In our recently finished class of functional analysis, the last theorem to be proved was the spectral theorem for compact normal operator in Hilbert space. More precisely, if $H$ is a Hilbert space and $ T \in B(H) $ is a bounded, linear, compact and normal operator. Then if $ \lambda_{n} $, $ \lambda_{m} $ are distinct eigenvalues, we have $$ V_{n} \perp V_{m}, \ \text{ where } \ V_n:=Ker(I\lambda_{n}-T), V_{m}:=Ker(I \lambda_{m} - T).$$
Moreover, $$\overline{\oplus_{n=1}^{\infty} V_n}=H$$ is an orthogonal direct sum. I have been trying to look for the extension of this theorem. It seems reasonable that we could find normalised eigenvectors $ v_{n} \in V_{n} $ with $ ||v_n|| = 1 $ such that there is an orthonormal basis $(v_n)_{n=1}^{\infty}$. Then for every $u \in H$ we would be able to form the Fourier series $$u = \sum_{n=1}^{\infty } \langle u , v_n\rangle v_{n}$$ and in particular
$$Tu=\sum_{n=1}^{\infty}\langle u, v_n \rangle \lambda_{n} v_n.$$ However, from some rough searching I have found that the reason orthonormal basis work is because they form a Schauder basis in $H$. However the convergence of Schauder basis representation needs not be unconditional, so permuting the index can get us something else. Indeed, the classical orthonormal basis are all equipped with some sort of index. Thus the question is how do we choose to index the eigenvectors $(v_n)_{n=1}^{\infty}$ to get a reasonable orthonormal basis?
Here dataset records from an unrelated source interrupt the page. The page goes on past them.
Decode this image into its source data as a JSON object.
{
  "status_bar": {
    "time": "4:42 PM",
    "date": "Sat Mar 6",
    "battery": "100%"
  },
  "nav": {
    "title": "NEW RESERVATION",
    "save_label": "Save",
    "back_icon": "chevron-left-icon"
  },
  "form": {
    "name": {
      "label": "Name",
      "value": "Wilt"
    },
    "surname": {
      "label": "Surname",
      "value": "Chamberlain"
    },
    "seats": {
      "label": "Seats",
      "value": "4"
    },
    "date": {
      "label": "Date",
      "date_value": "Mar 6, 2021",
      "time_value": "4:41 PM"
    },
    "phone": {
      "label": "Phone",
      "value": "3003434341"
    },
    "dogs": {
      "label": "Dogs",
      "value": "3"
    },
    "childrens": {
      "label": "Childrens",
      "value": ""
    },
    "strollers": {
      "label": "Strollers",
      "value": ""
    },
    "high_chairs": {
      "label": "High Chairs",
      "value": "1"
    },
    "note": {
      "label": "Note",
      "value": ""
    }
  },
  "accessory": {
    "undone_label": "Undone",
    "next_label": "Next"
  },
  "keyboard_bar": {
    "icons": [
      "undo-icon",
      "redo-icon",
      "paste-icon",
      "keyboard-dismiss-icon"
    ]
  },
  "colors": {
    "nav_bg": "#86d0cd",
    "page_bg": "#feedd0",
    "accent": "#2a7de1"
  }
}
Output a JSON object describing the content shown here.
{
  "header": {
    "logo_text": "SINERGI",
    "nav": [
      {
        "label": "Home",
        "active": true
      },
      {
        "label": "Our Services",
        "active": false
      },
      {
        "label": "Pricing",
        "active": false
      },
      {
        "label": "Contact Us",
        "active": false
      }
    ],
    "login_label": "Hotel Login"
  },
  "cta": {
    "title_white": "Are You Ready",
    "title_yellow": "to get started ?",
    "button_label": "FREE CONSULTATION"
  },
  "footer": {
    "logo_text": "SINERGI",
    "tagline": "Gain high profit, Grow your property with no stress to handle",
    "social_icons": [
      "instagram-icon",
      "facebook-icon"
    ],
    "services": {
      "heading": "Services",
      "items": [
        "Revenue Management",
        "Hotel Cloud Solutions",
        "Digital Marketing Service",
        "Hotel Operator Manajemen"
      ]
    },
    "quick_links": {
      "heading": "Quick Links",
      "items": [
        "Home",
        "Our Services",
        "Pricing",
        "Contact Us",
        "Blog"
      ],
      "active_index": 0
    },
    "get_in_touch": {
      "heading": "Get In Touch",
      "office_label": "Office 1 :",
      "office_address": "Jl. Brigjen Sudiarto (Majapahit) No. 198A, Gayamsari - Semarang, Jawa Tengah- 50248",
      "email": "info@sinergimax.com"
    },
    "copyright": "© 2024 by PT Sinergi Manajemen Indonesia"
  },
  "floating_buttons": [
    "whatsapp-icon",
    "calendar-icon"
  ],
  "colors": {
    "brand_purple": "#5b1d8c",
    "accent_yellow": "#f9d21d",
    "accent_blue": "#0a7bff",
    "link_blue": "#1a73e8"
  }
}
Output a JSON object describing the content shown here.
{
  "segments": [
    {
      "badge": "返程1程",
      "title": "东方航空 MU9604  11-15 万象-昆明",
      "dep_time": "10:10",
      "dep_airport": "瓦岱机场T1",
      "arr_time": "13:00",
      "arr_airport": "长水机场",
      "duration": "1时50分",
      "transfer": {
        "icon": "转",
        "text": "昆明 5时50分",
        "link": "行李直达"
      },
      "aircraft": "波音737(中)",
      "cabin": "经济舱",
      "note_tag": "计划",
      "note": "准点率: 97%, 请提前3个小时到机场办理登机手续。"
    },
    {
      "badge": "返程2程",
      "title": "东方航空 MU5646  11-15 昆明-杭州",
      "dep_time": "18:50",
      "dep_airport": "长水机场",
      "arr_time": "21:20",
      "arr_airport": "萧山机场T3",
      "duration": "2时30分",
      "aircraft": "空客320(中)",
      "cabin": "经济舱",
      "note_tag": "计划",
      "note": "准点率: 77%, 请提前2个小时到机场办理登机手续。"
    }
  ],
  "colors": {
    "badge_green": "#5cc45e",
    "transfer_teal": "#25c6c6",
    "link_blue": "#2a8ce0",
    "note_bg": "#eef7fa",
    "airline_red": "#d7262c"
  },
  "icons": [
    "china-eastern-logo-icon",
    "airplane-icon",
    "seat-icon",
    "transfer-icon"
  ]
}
Furthermore, if given arbitrary $u \in H$ we can find orthonormal basis $ (e_n)_{n=1}^{\infty} $ such that $ e_{n} $ is an eigenvector of $ T $ such that
$$Tu=\sum_{n=1}^{\infty}\langle u, e_n\rangle \mu_{n} e_{n},$$
then can we deduce anything like $ span(e_n) = span(v_m) $ for some $ n, m \in \mathbb{N} $ such that $ \mu_{n} = \lambda_{m} $ in some sense? I guess this is the same as asking if $E = E_1 \oplus E_2 $ and $F = F_1 \oplus F_2$ then can we say anything between $ E_1 $ and $F_1$, etc.
Thanks in advance!